William not 'regular attender of libraries' at university, Oxford students learn
The Duke of Cambridge has confessed he was not the most diligent student when it came to using the library at university.
On a visit to Oxford to officially open two libraries, William admitted that he did not often use the library at the University of St Andrews, where he studied for a geography degree and met his future wife, Kate.
Speaking to students and benefactors at Magdalen College's new Longwall Library, he said: "I can't say I was a regular attender of libraries."
Dayna Hamilton, a third-year engineering student at Magdalen, was among those the Duke spoke with.
She said William claimed he would have gone more often if he had a library like Magdalen's, which has recently undergone an £11 million refurbishment.
"He said if this was his library he would have gone a little bit more," she said.
More than 100 students gathered in the quad to watch the Duke arrive, while some looked on from their bedrooms while sleepily eating breakfast.
William spoke to students who were sitting at desks in the library but he was quick to realise that they were not really studying hard.
Jack Barber, 21, who is reading history at Magdalen and helped raise money for the library's refurbishment, said William spotted that his book had been placed as a prop for the visit.
"He saw my book and it was obviously the first one I plucked off the shelf.
"He said 'Enjoy your pretend studying'."
William unveiled a plaque officially opening the new library before moving on to another - Oxford's Weston Library.
The library - which is part of the Bodleian Library - has reopened following an £80 million transformation.
The Duke took a tour through the revamped special collections library, seeing a display of historical objects including the key that his great-grandfather, King George VI, used to open the library in 1946.
There, William revealed that his favourite book, The Gruffalo, was also loved by Prince George and Princess Charlotte.

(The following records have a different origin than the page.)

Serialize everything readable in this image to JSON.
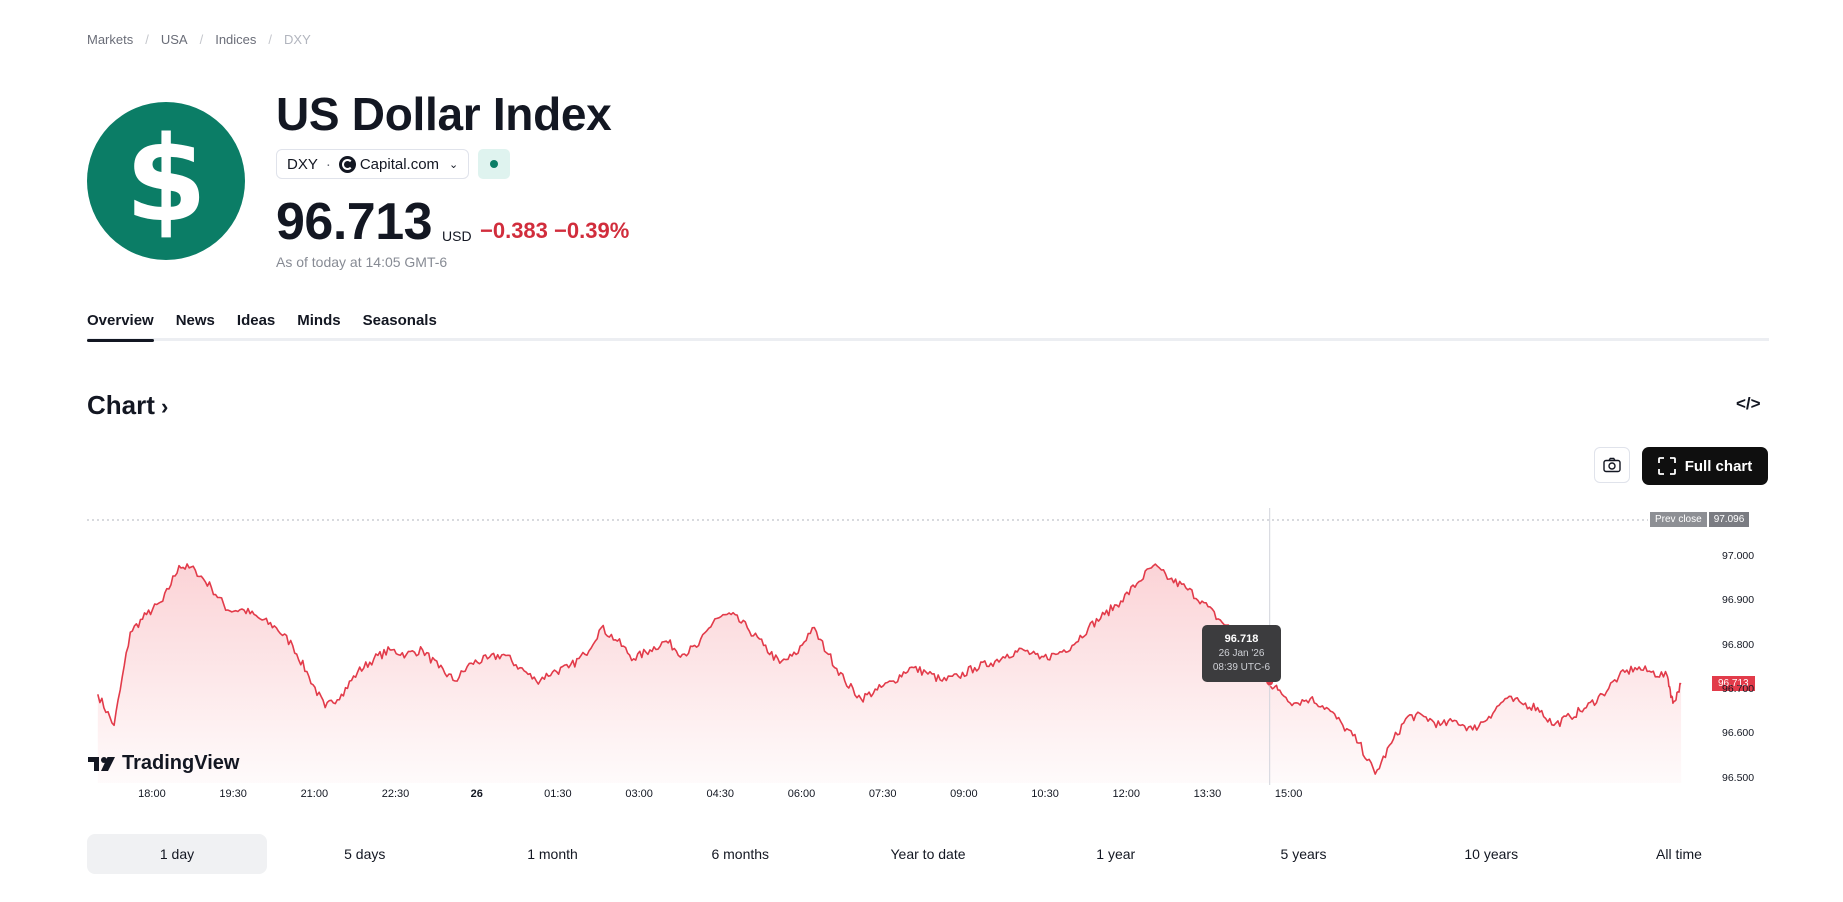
{
  "breadcrumb": [
    "Markets",
    "USA",
    "Indices",
    "DXY"
  ],
  "logo_symbol": "$",
  "title": "US Dollar Index",
  "symbol": {
    "ticker": "DXY",
    "dot": "·",
    "exchange": "Capital.com",
    "icon": "capital-com-icon",
    "dropdown_icon": "chevron-down-icon"
  },
  "market_status": {
    "icon": "market-status-dot-icon",
    "color": "#0b7d66"
  },
  "quote": {
    "price": "96.713",
    "currency": "USD",
    "change": "−0.383",
    "change_pct": "−0.39%",
    "as_of": "As of today at 14:05 GMT-6"
  },
  "tabs": [
    {
      "label": "Overview",
      "active": true
    },
    {
      "label": "News",
      "active": false
    },
    {
      "label": "Ideas",
      "active": false
    },
    {
      "label": "Minds",
      "active": false
    },
    {
      "label": "Seasonals",
      "active": false
    }
  ],
  "chart_section": {
    "heading": "Chart",
    "heading_icon": "chevron-right-icon",
    "embed_icon": "</>",
    "snapshot_icon": "camera-icon",
    "full_chart_label": "Full chart",
    "full_chart_icon": "fullscreen-icon",
    "watermark": "TradingView"
  },
  "colors": {
    "accent": "#0b7d66",
    "negative": "#d12d3c",
    "line": "#e23b4a"
  },
  "chart_data": {
    "type": "area",
    "title": "US Dollar Index — 1 day",
    "x_tick_labels": [
      "18:00",
      "19:30",
      "21:00",
      "22:30",
      "26",
      "01:30",
      "03:00",
      "04:30",
      "06:00",
      "07:30",
      "09:00",
      "10:30",
      "12:00",
      "13:30",
      "15:00"
    ],
    "x_tick_bold": [
      false,
      false,
      false,
      false,
      true,
      false,
      false,
      false,
      false,
      false,
      false,
      false,
      false,
      false,
      false
    ],
    "y_tick_labels": [
      "97.000",
      "96.900",
      "96.800",
      "96.700",
      "96.600",
      "96.500"
    ],
    "y_ticks": [
      97.0,
      96.9,
      96.8,
      96.7,
      96.6,
      96.5
    ],
    "ylim": [
      96.49,
      97.11
    ],
    "x_range_hours": [
      -7.2,
      22.6
    ],
    "series": [
      {
        "name": "DXY",
        "points": [
          [
            -7.0,
            96.69
          ],
          [
            -6.7,
            96.62
          ],
          [
            -6.4,
            96.83
          ],
          [
            -6.1,
            96.87
          ],
          [
            -5.8,
            96.9
          ],
          [
            -5.5,
            96.98
          ],
          [
            -5.2,
            96.97
          ],
          [
            -4.9,
            96.93
          ],
          [
            -4.6,
            96.88
          ],
          [
            -4.3,
            96.88
          ],
          [
            -4.0,
            96.86
          ],
          [
            -3.7,
            96.84
          ],
          [
            -3.4,
            96.8
          ],
          [
            -3.1,
            96.73
          ],
          [
            -2.8,
            96.66
          ],
          [
            -2.5,
            96.69
          ],
          [
            -2.2,
            96.74
          ],
          [
            -1.9,
            96.77
          ],
          [
            -1.6,
            96.79
          ],
          [
            -1.3,
            96.78
          ],
          [
            -1.0,
            96.79
          ],
          [
            -0.7,
            96.75
          ],
          [
            -0.4,
            96.72
          ],
          [
            -0.1,
            96.76
          ],
          [
            0.2,
            96.77
          ],
          [
            0.5,
            96.78
          ],
          [
            0.8,
            96.75
          ],
          [
            1.1,
            96.72
          ],
          [
            1.4,
            96.74
          ],
          [
            1.7,
            96.75
          ],
          [
            2.0,
            96.78
          ],
          [
            2.3,
            96.84
          ],
          [
            2.6,
            96.81
          ],
          [
            2.9,
            96.77
          ],
          [
            3.2,
            96.79
          ],
          [
            3.5,
            96.81
          ],
          [
            3.8,
            96.78
          ],
          [
            4.1,
            96.8
          ],
          [
            4.4,
            96.86
          ],
          [
            4.7,
            96.87
          ],
          [
            5.0,
            96.84
          ],
          [
            5.3,
            96.8
          ],
          [
            5.6,
            96.76
          ],
          [
            5.9,
            96.78
          ],
          [
            6.2,
            96.84
          ],
          [
            6.5,
            96.78
          ],
          [
            6.8,
            96.72
          ],
          [
            7.1,
            96.68
          ],
          [
            7.4,
            96.7
          ],
          [
            7.7,
            96.72
          ],
          [
            8.0,
            96.75
          ],
          [
            8.3,
            96.74
          ],
          [
            8.6,
            96.72
          ],
          [
            8.9,
            96.73
          ],
          [
            9.2,
            96.75
          ],
          [
            9.5,
            96.76
          ],
          [
            9.8,
            96.78
          ],
          [
            10.1,
            96.79
          ],
          [
            10.4,
            96.77
          ],
          [
            10.7,
            96.78
          ],
          [
            11.0,
            96.8
          ],
          [
            11.3,
            96.84
          ],
          [
            11.6,
            96.87
          ],
          [
            11.9,
            96.9
          ],
          [
            12.2,
            96.94
          ],
          [
            12.5,
            96.98
          ],
          [
            12.8,
            96.95
          ],
          [
            13.1,
            96.93
          ],
          [
            13.4,
            96.9
          ],
          [
            13.7,
            96.86
          ],
          [
            14.0,
            96.83
          ],
          [
            14.3,
            96.78
          ],
          [
            14.6,
            96.72
          ],
          [
            14.8,
            96.7
          ],
          [
            15.1,
            96.67
          ],
          [
            15.4,
            96.68
          ],
          [
            15.7,
            96.66
          ],
          [
            16.0,
            96.62
          ],
          [
            16.3,
            96.58
          ],
          [
            16.6,
            96.51
          ],
          [
            16.9,
            96.58
          ],
          [
            17.2,
            96.64
          ],
          [
            17.5,
            96.64
          ],
          [
            17.8,
            96.62
          ],
          [
            18.1,
            96.63
          ],
          [
            18.4,
            96.61
          ],
          [
            18.7,
            96.64
          ],
          [
            19.0,
            96.68
          ],
          [
            19.3,
            96.67
          ],
          [
            19.6,
            96.66
          ],
          [
            19.9,
            96.62
          ],
          [
            20.2,
            96.64
          ],
          [
            20.5,
            96.66
          ],
          [
            20.8,
            96.69
          ],
          [
            21.1,
            96.73
          ],
          [
            21.4,
            96.75
          ],
          [
            21.7,
            96.74
          ],
          [
            22.0,
            96.73
          ],
          [
            22.1,
            96.67
          ],
          [
            22.25,
            96.713
          ]
        ]
      }
    ],
    "prev_close_label": "Prev close",
    "prev_close": "97.096",
    "last_price_badge": "96.713",
    "tooltip": {
      "value": "96.718",
      "date": "26 Jan '26",
      "time": "08:39 UTC-6"
    },
    "crosshair_x_hours": 14.65
  },
  "ranges": [
    {
      "label": "1 day",
      "active": true
    },
    {
      "label": "5 days",
      "active": false
    },
    {
      "label": "1 month",
      "active": false
    },
    {
      "label": "6 months",
      "active": false
    },
    {
      "label": "Year to date",
      "active": false
    },
    {
      "label": "1 year",
      "active": false
    },
    {
      "label": "5 years",
      "active": false
    },
    {
      "label": "10 years",
      "active": false
    },
    {
      "label": "All time",
      "active": false
    }
  ]
}
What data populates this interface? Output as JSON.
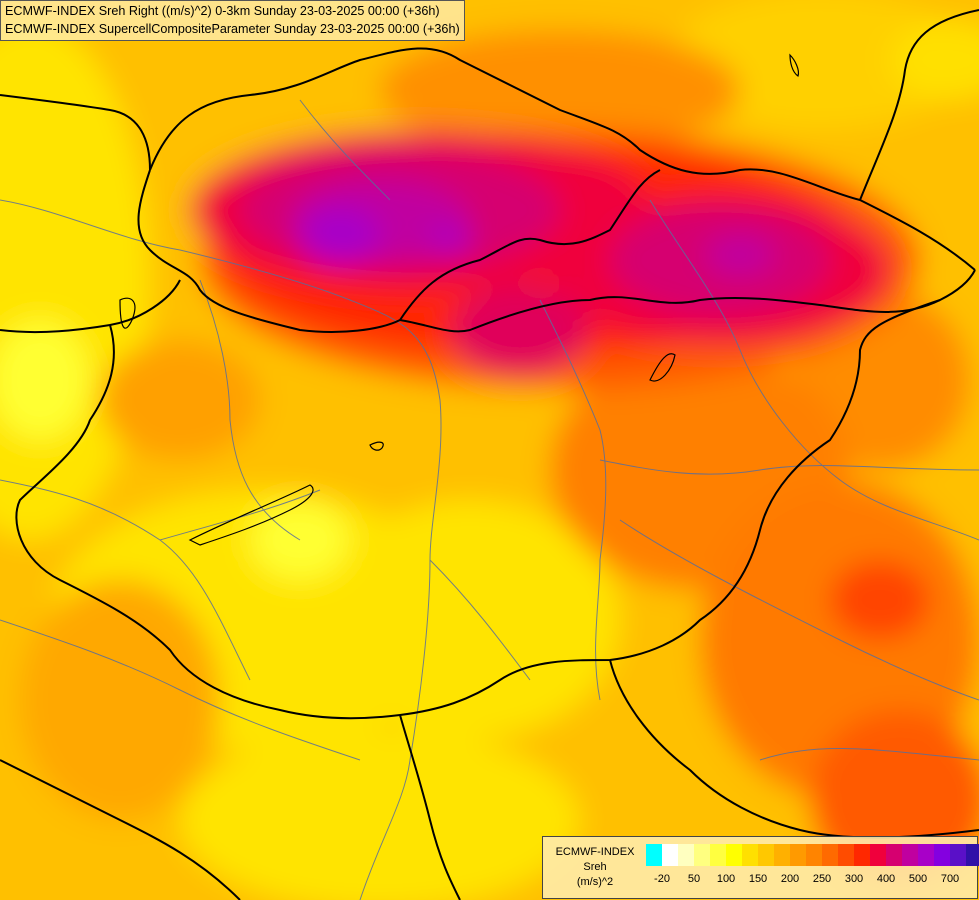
{
  "header": {
    "line1": "ECMWF-INDEX Sreh Right ((m/s)^2) 0-3km Sunday 23-03-2025 00:00 (+36h)",
    "line2": "ECMWF-INDEX SupercellCompositeParameter Sunday 23-03-2025 00:00 (+36h)"
  },
  "legend": {
    "model": "ECMWF-INDEX",
    "variable": "Sreh",
    "unit": "(m/s)^2",
    "tick_labels": [
      "-20",
      "50",
      "100",
      "150",
      "200",
      "250",
      "300",
      "400",
      "500",
      "700"
    ],
    "colors": [
      "#00ffff",
      "#ffffff",
      "#ffffc0",
      "#ffff80",
      "#ffff40",
      "#ffff00",
      "#ffe000",
      "#ffc800",
      "#ffb000",
      "#ff9a00",
      "#ff8400",
      "#ff6a00",
      "#ff4c00",
      "#ff2800",
      "#f0003c",
      "#d60070",
      "#c000a0",
      "#a800c8",
      "#8400e0",
      "#5a10c8",
      "#3010a8",
      "#000088"
    ]
  },
  "colors": {
    "border": "#000000",
    "rivers": "#5a6e9a"
  }
}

He told a group of children that he and his family enjoy the popular story as he chatted to them about school and lessons.
Xiomara, eight, a pupil at Pegasus Primary School, gave William a picture of a toucan.
"He really liked it and he said he'd show his son George," she said.
The schoolgirl added: "His favourite book was The Gruffalo."
Asked if he said the book was his favourite book or his children's, she said: "His and his children."
The Gruffalo, which has sold millions of copies, tells the story of a mouse taking a walk through a forest.
Before declaring Weston Library officially open, William said: "It is very good to be back at Oxford, and thank you for your warm welcome. I suspect today is the noisiest this library will ever be."
Later, he officially opened Oxford's Blavatnik School of Government, where he met students and those involved in the design and construction of the building.
A scholarship in his name was announced by the school's Dean, Professor Ngaire Woods, after William gave a short speech.
He said he hoped the school would "inspire" students to make a "real, positive contribution to good government wherever they find themselves in the world".
William congratulated Leonard Blavatnik for his donation to the university which enabled the creation of the School of Government.
The Duke of Cambridge Scholarship will fully fund a British student to undertake a Masters degree in public policy at the school.
While touring the school, the Duke joked with one student who had taken a year off from working as a journalist at the BBC in Indonesia.
Alice Budisatrijo, who is studying for a Masters degree in public policy, said of her conversation with William: "I said I work for the BBC and he said 'I won't hold that against you'."
William also spoke to Dr Richenda Gambles, who works at the school.
She said: "I was impressed about how engaged he was in global affairs ... in the way he was able to talk to people about the places they came from."
The Duke met several students during his visit to the school, which has people from 54 different countries and territories studying for Masters in public policy.
William unveiled a plaque and then had lunch with students, staff and benefactors. He signed the visitors' book on his departure.